Хирург, который безмятежно попивал свое виски во время этого неожиданного поворота в разговоре, теперь решил, что пора спасать беспомощного Льюиса.
— Ты тут наговорил целую кучу глупостей, Морс. Я никогда не знал твоего имени, да и пальцем не шевельну, чтобы узнать его... Единственное, что мне приходит в голову, — это какой-нибудь Эрик, или Эрни, или что-нибудь и этом роде. Как же тебя, черт побери, зовут на самом деле?
Морс, который всегда стремился к тому, чтобы сохранить свое имя, данное ему при крещении, в тайне, ничего ему не ответил. Вместо этого он налил себе еще одну порцию бледно-желтого спиртного, после чего предпочел хранить молчание.
Макс возобновил прервавшийся было разговор:
— По крайней мере, ты не должен давать ход сомнениям относительно того, что это — несчастный случай или самоубийство. Разумеется, если только ты не раскопаешь какой-нибудь лодочный винт, который отрезал ему голову, и вместе с ней руки и ноги.
— Думаешь, этого не может быть?
— Я еще не исследовал тело...
Морс расстроено проворчал что-то, потом сказал:
— Я уже спрашивал тебя и снова спрашиваю: сколько времени он пробыл в воде?
— Я же тебе сказал. Я еще не...
— Ты не можешь, черт тебя возьми, сказать хотя бы приблизительно?
— Ну, не слишком долго — я имею в виду в воде, вот так. Но, возможно, он был мертв уже за несколько дней до этого.
— Ну, приблизительно, ради Бога!
— Это сложно.
— Для тебя всегда все сложно. Я думаю, единственное, в чем ты уверен, — так это в том, что этот парень мертв, я прав?
Хирург допил виски и налил еще, сморщив свое и без того морщинистое лицо в гримасу, напоминающую добродушную усмешку.
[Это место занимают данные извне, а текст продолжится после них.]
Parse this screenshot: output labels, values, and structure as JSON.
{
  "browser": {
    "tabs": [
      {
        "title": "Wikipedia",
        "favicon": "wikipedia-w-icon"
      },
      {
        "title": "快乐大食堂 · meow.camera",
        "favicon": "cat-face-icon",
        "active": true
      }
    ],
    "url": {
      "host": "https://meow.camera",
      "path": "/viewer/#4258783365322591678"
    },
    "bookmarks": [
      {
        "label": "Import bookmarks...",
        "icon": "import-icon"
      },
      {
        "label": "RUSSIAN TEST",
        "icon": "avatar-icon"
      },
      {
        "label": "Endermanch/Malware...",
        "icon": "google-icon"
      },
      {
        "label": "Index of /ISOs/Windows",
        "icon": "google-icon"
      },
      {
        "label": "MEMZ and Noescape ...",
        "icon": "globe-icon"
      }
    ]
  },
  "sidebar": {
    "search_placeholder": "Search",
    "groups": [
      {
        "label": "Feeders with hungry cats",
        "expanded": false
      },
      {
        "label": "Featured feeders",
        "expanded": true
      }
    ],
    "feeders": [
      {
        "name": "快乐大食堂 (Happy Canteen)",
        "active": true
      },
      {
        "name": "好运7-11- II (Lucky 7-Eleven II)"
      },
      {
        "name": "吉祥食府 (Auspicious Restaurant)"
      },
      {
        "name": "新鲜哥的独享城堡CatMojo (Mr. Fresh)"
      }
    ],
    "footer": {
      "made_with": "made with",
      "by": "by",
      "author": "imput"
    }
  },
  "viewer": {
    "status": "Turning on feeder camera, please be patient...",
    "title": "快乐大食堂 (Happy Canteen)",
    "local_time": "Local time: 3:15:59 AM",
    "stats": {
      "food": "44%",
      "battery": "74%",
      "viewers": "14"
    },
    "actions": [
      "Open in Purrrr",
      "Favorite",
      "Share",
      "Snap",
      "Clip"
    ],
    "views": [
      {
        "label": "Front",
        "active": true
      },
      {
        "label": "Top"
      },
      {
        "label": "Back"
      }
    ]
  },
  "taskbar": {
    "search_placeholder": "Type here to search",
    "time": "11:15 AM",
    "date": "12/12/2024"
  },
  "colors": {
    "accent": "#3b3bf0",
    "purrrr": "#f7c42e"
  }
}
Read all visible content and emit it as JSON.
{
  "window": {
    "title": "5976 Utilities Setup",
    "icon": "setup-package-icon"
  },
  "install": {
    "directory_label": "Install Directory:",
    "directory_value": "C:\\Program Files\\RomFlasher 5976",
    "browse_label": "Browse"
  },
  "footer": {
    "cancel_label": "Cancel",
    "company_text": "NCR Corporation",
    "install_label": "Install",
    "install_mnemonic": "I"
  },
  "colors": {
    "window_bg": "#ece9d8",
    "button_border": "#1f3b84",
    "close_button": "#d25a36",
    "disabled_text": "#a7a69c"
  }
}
— Когда он умер? Вот что должно быть главным вопросом в твоем деле, Морс. Но я не считаю, что опытный патологоанатом — такой, как я, — должен слишком доверять, тем изысканиям, которые он сделал во время осмотра. Так много переменных, ты ведь понимаешь...
— Ладно, Бог с ним!
— Но если кто-нибудь на самом деле видел, как этого парня сбросили в канал, — ну, что ж, тогда бы мы могли лучше представить себе, как это было, а?
Морс задумчиво кивнул и посмотрел на Льюиса. Тот тоже кивнул, выражая ему свою поддержку и понимание.
— Выяснение этого не займет много времени, сэр. Вдоль бечевника всего лишь около дюжины домов.
Льюис хотел было идти, но сначала решил задать один вопрос хирургу:
— Скажите, сэр, у вас есть хотя бы слабая догадка относительно того, когда тело было сброшено в канал?
— Два-три дня назад, сержант.
— Откуда, черт побери, ты это знаешь? — зарычал Морс после того, как ушел Льюис.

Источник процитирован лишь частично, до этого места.